Em primeiro lugar, Lovecraft está preocupado em apresentar as bases estéticas da sua literatura, como visto na necessidade do fascínio pelo desconhecido ou do medo pelo que habita outros universos:
“Essa literatura não deve ser confundida com aquele tipo de literatura de terror aparentemente similar, mas psicologicamente físico e mundanamente repulsivo. Essa escrita, certamente, tem seu lugar, assim como as narrativas de fantasmas convencionais ou extravagantes, ou mesmo histórias humorísticas de fantasmas em que o formalismo ou uma apressada deliberação do autor retira o sentido verdadeiro do que se apresenta morbidamente anormal; mas essas coisas não pertencem a uma literatura de medo cósmico em seu sentido genuíno. O verdadeiro conto sobrenatural traz algo mais do que um assassinato misterioso, ossos cobertos de sangue ou uma aparição amortalhada que faz retinir correntes segundo regras estabelecidas. Precisa estar presente certa atmosfera sufocante e um terror inexplicável de forças desconhecidas e exteriores“.
Com essa introdução, Lovecraft passa para um extenso levantamento histórico sobre o conto de horror sobrenatural. É um esforço bastante grande que busca condensar a história dessa literatura fantástica desde a antiguidade clássica até o momento mais contemporâneo, com autores como Arthur Machen, Algernon Blackwood e Lorde Dunsany.

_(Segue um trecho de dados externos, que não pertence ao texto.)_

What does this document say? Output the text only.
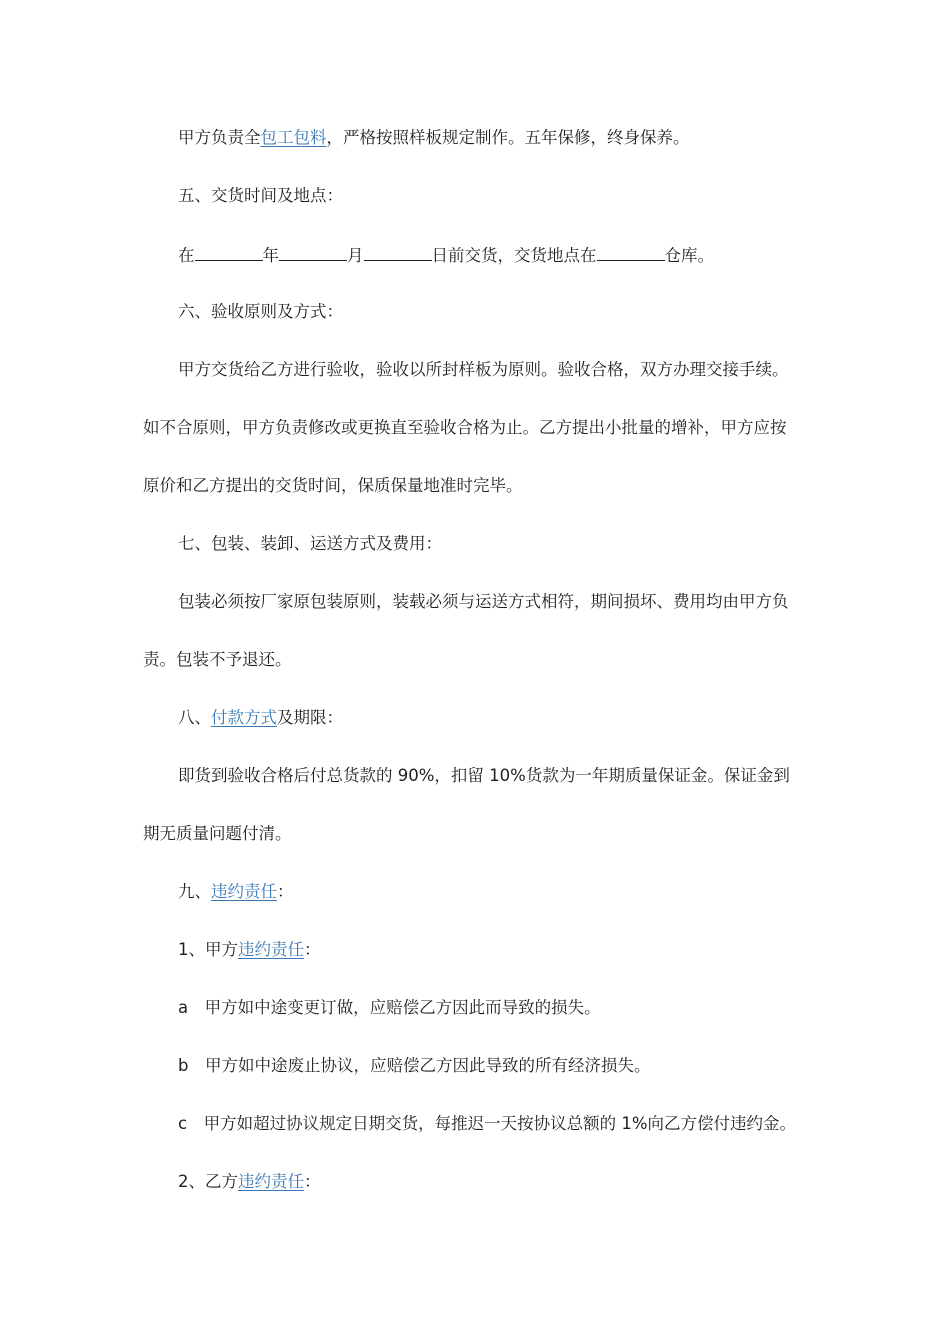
甲方负责全包工包料，严格按照样板规定制作。五年保修，终身保养。
五、交货时间及地点：
在	年	月	日前交货，交货地点在	仓库。
六、验收原则及方式：
甲方交货给乙方进行验收，验收以所封样板为原则。验收合格，双方办理交接手续。
如不合原则，甲方负责修改或更换直至验收合格为止。乙方提出小批量的增补，甲方应按
原价和乙方提出的交货时间，保质保量地准时完毕。
七、包装、装卸、运送方式及费用：
包装必须按厂家原包装原则，装载必须与运送方式相符，期间损坏、费用均由甲方负
责。包装不予退还。
八、付款方式及期限：
即货到验收合格后付总货款的 90%，扣留 10%货款为一年期质量保证金。保证金到
期无质量问题付清。
九、违约责任：
1、甲方违约责任：
a　甲方如中途变更订做，应赔偿乙方因此而导致的损失。
b　甲方如中途废止协议，应赔偿乙方因此导致的所有经济损失。
c　甲方如超过协议规定日期交货，每推迟一天按协议总额的 1%向乙方偿付违约金。
2、乙方违约责任：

No entanto, o começo dessa trajetória é um tanto falho. Ao retomar a ideia do poder do conto de horror ao longo da história, Lovecraft arrisca uma leitura “psicológica do medo” e comenta sobre o poder do horror em tradições satânicas e suas missas negras e também na mentalidade das religiões orientais antigas. Sua visão é bastante datada e a argumentação é um pouco fraca, mas fica mais encorpada ao retomar a trajetória partindo dos romances góticos.

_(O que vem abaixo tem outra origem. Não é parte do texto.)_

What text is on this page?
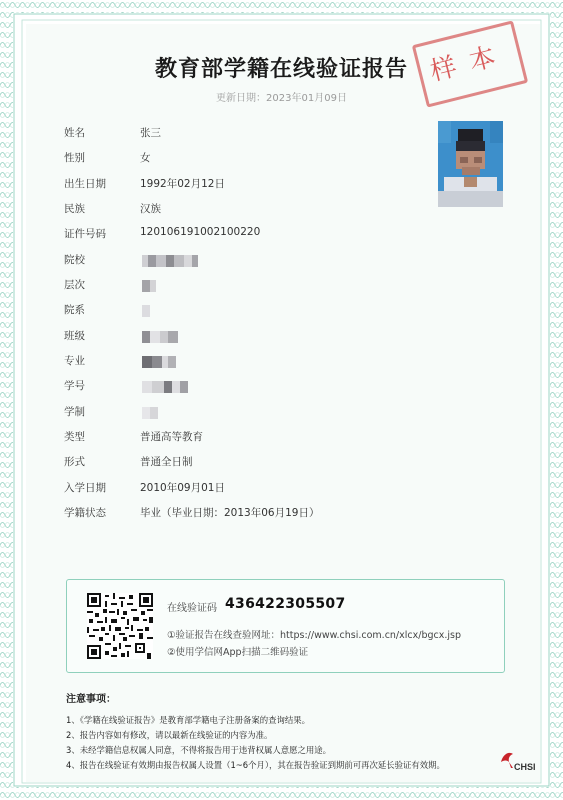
教育部学籍在线验证报告
更新日期：2023年01月09日
样本
姓名	张三
性别	女
出生日期	1992年02月12日
民族	汉族
证件号码	120106191002100220
院校
层次
院系
班级
专业
学号
学制
类型	普通高等教育
形式	普通全日制
入学日期	2010年09月01日
学籍状态	毕业（毕业日期：2013年06月19日）
在线验证码 436422305507
①验证报告在线查验网址：https://www.chsi.com.cn/xlcx/bgcx.jsp
②使用学信网App扫描二维码验证
注意事项：
1、《学籍在线验证报告》是教育部学籍电子注册备案的查询结果。
2、报告内容如有修改，请以最新在线验证的内容为准。
3、未经学籍信息权属人同意，不得将报告用于违背权属人意愿之用途。
4、报告在线验证有效期由报告权属人设置（1~6个月），其在报告验证到期前可再次延长验证有效期。	CHSI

É um esforço bastante grande que busca condensar a história dessa literatura fantástica desde a antiguidade clássica até o momento mais contemporâneo.

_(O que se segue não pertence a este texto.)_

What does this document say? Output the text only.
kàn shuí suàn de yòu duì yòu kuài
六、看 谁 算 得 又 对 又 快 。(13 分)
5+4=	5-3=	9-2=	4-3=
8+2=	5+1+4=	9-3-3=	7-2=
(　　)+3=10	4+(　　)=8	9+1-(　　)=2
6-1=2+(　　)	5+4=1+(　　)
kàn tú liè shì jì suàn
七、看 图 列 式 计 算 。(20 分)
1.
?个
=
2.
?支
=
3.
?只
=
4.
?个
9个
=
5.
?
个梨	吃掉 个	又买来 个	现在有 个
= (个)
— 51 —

Em seu caminho surgem nomes como o de William Blake, Ann Radcliffe e Horace Walpole, (considerado o escritor do primeiro romance gótico, O Castelo de Otranto). O caminho parte em direção ao futuro: apresenta o ápice do romance gótico em Melmoth, de Maturin, pouco conhecido devido sua classificação tardia, comenta sua transformação em O Morro dos Ventos Uivantes, de Emily Brönte, que foi um marco de transição literária rumo a “uma escola mais profunda” e chega às manifestações nos EUA e nas ilhas britânicas. Alguns dos mais conhecidos são Robert Chambers, responsável pelo Rei de Amarelo, Charlotte Perkins Gilman e seu O Papel de Parede Amarelo, junto de Rudyard Kipling e Oscar Wilde, com O Retrato de Dorian Gray.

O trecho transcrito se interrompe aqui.